Will Monster Mash & Witch Films Come Next?

So what’s far off in the future if vampires and zombies get exhausted? Look for monster team-up films — like Hill’s aforementioned “Kitchen Sink” which features zombies, teenagers and vampires fighting alongside each other against aliens. There will be lots in the future too, witness: Paramount is remaking “Monster Squad,” DreamWorks Animation is already developing “Monster Mash,” Warner Bros. is developing a similar idea in “Destroy All Monsters” and 20th Century Fox is working on “Mad Monster Party” which will feature all of cinema’s classic monsters. Witch films could come next and like vampires, key in on the female demo.
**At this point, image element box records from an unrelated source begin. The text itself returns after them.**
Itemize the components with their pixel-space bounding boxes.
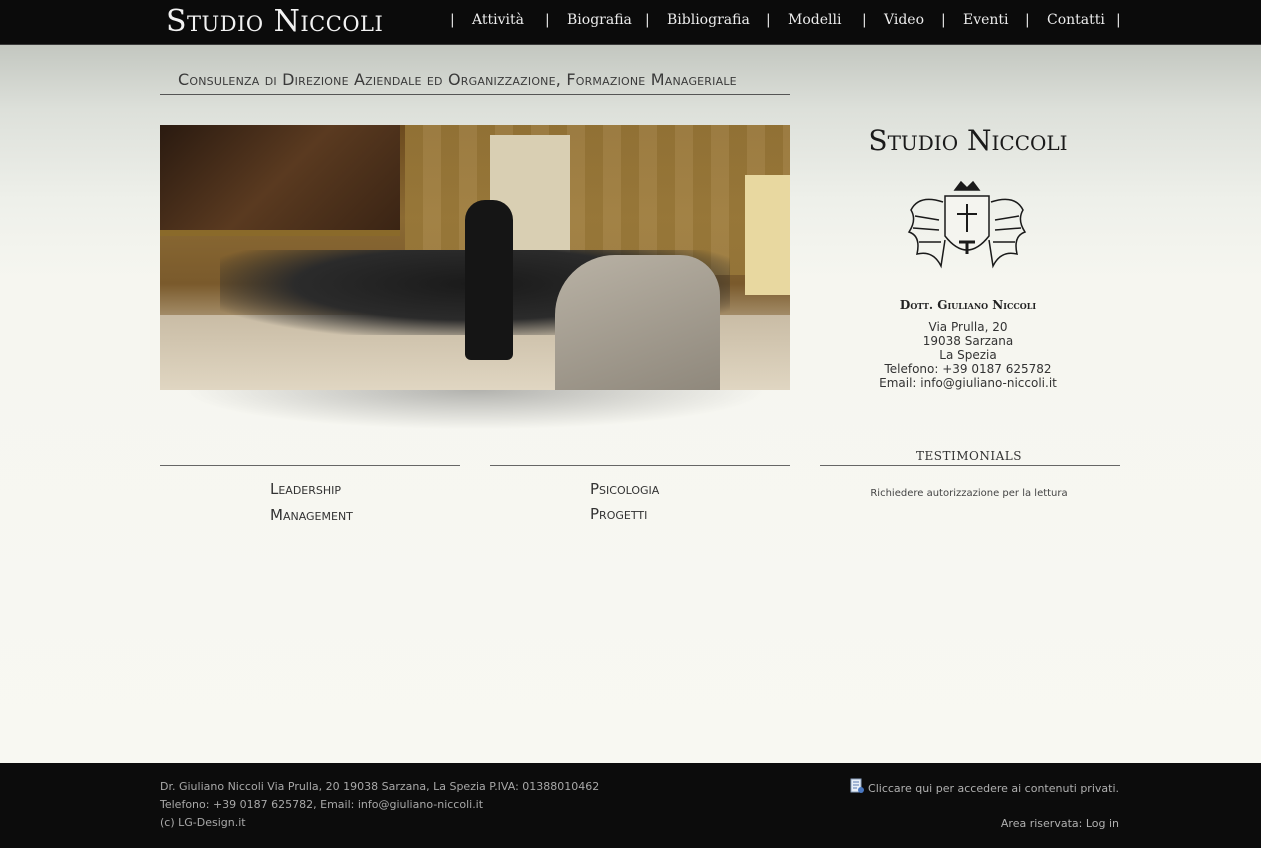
photo-foreground-person [555, 255, 720, 390]
coat-of-arms-icon [907, 180, 1027, 269]
page-tagline: Consulenza di Direzione Aziendale ed Org… [178, 70, 737, 89]
link-psicologia[interactable]: Psicologia [590, 480, 659, 498]
photo-speaker [465, 200, 513, 360]
contact-email[interactable]: Email: info@giuliano-niccoli.it [820, 376, 1116, 390]
photo-window [745, 175, 790, 295]
nav-separator: | [450, 12, 455, 28]
nav-item-bibliografia[interactable]: Bibliografia [667, 12, 750, 28]
private-content-link[interactable]: Cliccare qui per accedere ai contenuti p… [849, 778, 1119, 795]
nav-item-attivita[interactable]: Attività [472, 12, 524, 28]
contact-phone: Telefono: +39 0187 625782 [884, 362, 1052, 376]
private-link-text[interactable]: Cliccare qui per accedere ai contenuti p… [868, 782, 1119, 795]
testimonials-heading: TESTIMONIALS [916, 449, 1022, 463]
footer-address: Dr. Giuliano Niccoli Via Prulla, 20 1903… [160, 780, 600, 793]
document-icon [850, 778, 865, 793]
column-divider [160, 465, 460, 466]
nav-item-modelli[interactable]: Modelli [788, 12, 841, 28]
nav-separator: | [545, 12, 550, 28]
photo-painting [160, 125, 400, 236]
reserved-area-label: Area riservata: [1000, 817, 1083, 830]
nav-separator: | [766, 12, 771, 28]
link-management[interactable]: Management [270, 506, 353, 524]
nav-separator: | [862, 12, 867, 28]
link-leadership[interactable]: Leadership [270, 480, 341, 498]
link-progetti[interactable]: Progetti [590, 505, 647, 523]
column-divider [490, 465, 790, 466]
footer-contacts: Telefono: +39 0187 625782, Email: info@g… [160, 798, 484, 811]
footer: Dr. Giuliano Niccoli Via Prulla, 20 1903… [0, 763, 1261, 848]
testimonials-note: Richiedere autorizzazione per la lettura [870, 488, 1068, 499]
reserved-area: Area riservata: Log in [1001, 817, 1119, 830]
site-logo[interactable]: Studio Niccoli [166, 4, 383, 39]
nav-item-eventi[interactable]: Eventi [963, 12, 1009, 28]
address-city: 19038 Sarzana [922, 334, 1014, 348]
address-province: La Spezia [939, 348, 997, 362]
footer-credit[interactable]: (c) LG-Design.it [160, 816, 246, 829]
address-street: Via Prulla, 20 [928, 320, 1008, 334]
nav-separator: | [1116, 12, 1121, 28]
top-navigation-bar: Studio Niccoli | Attività | Biografia | … [0, 0, 1261, 45]
login-link[interactable]: Log in [1086, 817, 1119, 830]
column-divider [820, 465, 1120, 466]
nav-separator: | [1025, 12, 1030, 28]
nav-item-biografia[interactable]: Biografia [567, 12, 632, 28]
nav-separator: | [941, 12, 946, 28]
sidebar-title: Studio Niccoli [868, 124, 1068, 157]
photo-shadow [180, 390, 770, 430]
nav-item-contatti[interactable]: Contatti [1047, 12, 1105, 28]
nav-separator: | [645, 12, 650, 28]
hero-photo [160, 125, 790, 390]
nav-item-video[interactable]: Video [884, 12, 924, 28]
contact-name: Dott. Giuliano Niccoli [899, 298, 1037, 312]
divider [160, 94, 790, 95]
So far they include Tommy Wirkola‘s “Hansel & Gretel: Witch Hunters” over at Paramount (starring Jeremy Renner, Gemma Arterton and Famke Janssen), Cory Goodman‘s “The Last Witch Hunter” which Summit bought last year and “Kurt Josef Wagle and the Legend of the Fjord Witch” (another Wirkola witch film in development). There’s also Rob Zombie‘s “The Lords of Salem” which centers on centuries old demonic witches. Both of those could eventually become a greater trend as well. 2014 or 2015? Our guess is as good as yours.